Moving Network Speed Test
For background, I have a bit of an interest in cellular networks, how they perform etc. Standard speed test tools require you to sit there and press a button each time, which is fine for a single data point but useless for understanding coverage across a journey.
That annoyed me.
What It Does
Moving Network Speed Test runs continuous speed tests in the background while you travel. You start it, put your phone on the seat, in a mount (just don't touch it, that's illegal in most places) and it tests every 30 (configurable) seconds — tagging each result with your GPS coordinates. When you're done, you have a map showing speed tiers along your route.
I wrote a small tool a few months back that i've been trying out to measure some of this, and it mostly works, so sharing here.
How It Works
Each test runs a sequential pipeline: network quality check -> latency -> download-> upload.
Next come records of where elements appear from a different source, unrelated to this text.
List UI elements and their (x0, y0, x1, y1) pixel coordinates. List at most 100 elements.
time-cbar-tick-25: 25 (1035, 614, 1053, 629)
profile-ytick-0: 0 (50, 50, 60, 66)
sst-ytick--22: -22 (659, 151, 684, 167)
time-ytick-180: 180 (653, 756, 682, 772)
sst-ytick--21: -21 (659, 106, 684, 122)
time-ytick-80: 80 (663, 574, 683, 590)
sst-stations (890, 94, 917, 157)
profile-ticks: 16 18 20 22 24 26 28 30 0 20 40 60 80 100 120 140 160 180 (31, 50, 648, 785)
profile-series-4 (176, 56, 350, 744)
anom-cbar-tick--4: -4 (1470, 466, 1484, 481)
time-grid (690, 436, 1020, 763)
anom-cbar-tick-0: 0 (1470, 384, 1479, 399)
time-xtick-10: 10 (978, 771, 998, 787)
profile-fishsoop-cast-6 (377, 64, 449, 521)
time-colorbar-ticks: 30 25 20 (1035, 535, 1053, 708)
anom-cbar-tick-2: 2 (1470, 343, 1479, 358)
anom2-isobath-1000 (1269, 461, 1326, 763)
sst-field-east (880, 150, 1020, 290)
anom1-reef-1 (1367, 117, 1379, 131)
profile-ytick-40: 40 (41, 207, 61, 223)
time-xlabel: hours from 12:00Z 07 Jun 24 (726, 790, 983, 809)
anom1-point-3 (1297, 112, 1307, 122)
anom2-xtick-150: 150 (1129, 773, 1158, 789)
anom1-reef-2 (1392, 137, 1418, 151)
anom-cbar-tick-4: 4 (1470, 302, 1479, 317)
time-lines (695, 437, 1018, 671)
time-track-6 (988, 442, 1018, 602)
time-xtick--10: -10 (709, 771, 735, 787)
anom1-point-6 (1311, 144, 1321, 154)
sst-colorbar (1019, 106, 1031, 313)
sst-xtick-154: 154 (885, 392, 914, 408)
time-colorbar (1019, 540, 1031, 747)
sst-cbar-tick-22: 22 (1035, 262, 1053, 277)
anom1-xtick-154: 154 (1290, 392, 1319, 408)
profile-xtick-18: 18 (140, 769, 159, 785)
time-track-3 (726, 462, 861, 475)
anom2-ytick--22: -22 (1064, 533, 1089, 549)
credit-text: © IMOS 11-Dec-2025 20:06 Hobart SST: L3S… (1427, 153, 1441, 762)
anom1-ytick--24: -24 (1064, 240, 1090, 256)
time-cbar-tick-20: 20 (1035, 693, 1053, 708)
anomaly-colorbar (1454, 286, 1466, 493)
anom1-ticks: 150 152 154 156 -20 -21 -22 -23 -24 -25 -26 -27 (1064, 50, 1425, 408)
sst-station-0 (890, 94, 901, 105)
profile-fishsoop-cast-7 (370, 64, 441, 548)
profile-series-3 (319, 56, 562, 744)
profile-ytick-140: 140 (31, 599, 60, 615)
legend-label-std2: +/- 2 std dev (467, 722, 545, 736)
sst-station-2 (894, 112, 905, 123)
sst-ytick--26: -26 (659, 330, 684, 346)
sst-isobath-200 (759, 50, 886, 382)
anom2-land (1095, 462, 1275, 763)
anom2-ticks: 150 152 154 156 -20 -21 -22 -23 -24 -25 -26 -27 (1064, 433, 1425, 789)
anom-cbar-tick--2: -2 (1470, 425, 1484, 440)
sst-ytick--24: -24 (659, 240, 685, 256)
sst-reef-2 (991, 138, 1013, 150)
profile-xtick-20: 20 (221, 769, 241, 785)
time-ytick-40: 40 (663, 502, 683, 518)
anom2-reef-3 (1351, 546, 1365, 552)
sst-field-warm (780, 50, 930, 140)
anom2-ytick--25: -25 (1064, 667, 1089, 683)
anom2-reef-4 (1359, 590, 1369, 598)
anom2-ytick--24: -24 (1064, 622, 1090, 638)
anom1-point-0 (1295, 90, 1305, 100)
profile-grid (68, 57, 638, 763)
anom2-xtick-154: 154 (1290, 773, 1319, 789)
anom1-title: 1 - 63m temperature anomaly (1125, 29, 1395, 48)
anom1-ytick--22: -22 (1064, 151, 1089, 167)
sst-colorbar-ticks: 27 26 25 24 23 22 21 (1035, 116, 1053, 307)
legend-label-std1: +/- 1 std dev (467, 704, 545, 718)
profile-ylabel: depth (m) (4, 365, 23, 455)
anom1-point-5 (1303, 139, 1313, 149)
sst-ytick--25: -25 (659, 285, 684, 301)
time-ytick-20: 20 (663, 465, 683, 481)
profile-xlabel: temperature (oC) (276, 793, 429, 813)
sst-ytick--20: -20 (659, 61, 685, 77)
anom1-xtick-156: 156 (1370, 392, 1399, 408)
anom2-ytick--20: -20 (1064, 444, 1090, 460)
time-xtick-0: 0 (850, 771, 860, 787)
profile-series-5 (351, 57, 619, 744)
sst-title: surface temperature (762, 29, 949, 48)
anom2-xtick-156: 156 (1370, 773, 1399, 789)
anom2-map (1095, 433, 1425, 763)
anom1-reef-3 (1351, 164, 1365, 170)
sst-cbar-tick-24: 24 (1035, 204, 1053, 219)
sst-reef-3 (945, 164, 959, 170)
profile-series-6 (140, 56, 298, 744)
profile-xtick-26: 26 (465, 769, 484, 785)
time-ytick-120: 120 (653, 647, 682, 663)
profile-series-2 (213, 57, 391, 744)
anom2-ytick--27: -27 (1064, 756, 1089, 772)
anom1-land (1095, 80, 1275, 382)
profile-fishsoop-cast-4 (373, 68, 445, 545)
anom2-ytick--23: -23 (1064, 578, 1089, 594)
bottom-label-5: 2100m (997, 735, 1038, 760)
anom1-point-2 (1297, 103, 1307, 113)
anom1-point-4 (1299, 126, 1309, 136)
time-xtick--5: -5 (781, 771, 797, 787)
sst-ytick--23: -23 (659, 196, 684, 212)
The speed measurement uses Cloudflare's speedtest library, running in a Web Worker so it doesn't freeze the UI (and makes killing it if you lose network connection half-way through easier...)
The test sizes adapt based on recent results — there are 6 quality tiers, and the payload sizes scale accordingly, with indication as it goes. GPS tagging uses the browser's Geolocation API.
The results appear on a map, colour-coded by speed tier with pins by area. You can export to CSV or JSON if you want to do something with the data yourself, the data lives only in Local Storage (and, isn't sent off anywhere by me).
Caveats
This was written mostly by Kiro and Claude Code, because i'm totally lacking in any ability to do frontend/web dev.
More importantly: this will consume a lot of data. Running every 30 seconds across a long journey adds up fast. Do not run this on a limited data plan unless you know what you're doing, and check whether your carrier has anything to say about automated testing. I'm genuinely not sure where it lands with most terms of service — that's your call to make. On a gigabit connection (which many 5G connections easily can be), this can easily chew through 1GB every ~10 seconds.
iOS Safari has some extra handling built in (stricter timeouts, worker teardown on backgrounding), i've tried to work around most of the oddities i've run into, but do open an issue (or a PR) if you find any others.
What I'd Like to Add
The obvious next step is crowdsourcing — something like CellMapper where results can be (volountarily) contributed to a shared dataset. That would make the tool genuinely useful for coverage mapping rather than just personal curiosity. It's on the list, but it's not something I've built or even thought through properly yet.
For now it's a useful personal tool. If you're the kind of person who finds themselves wondering how realistic hose coverage maps are for real world data throughput, give it a go.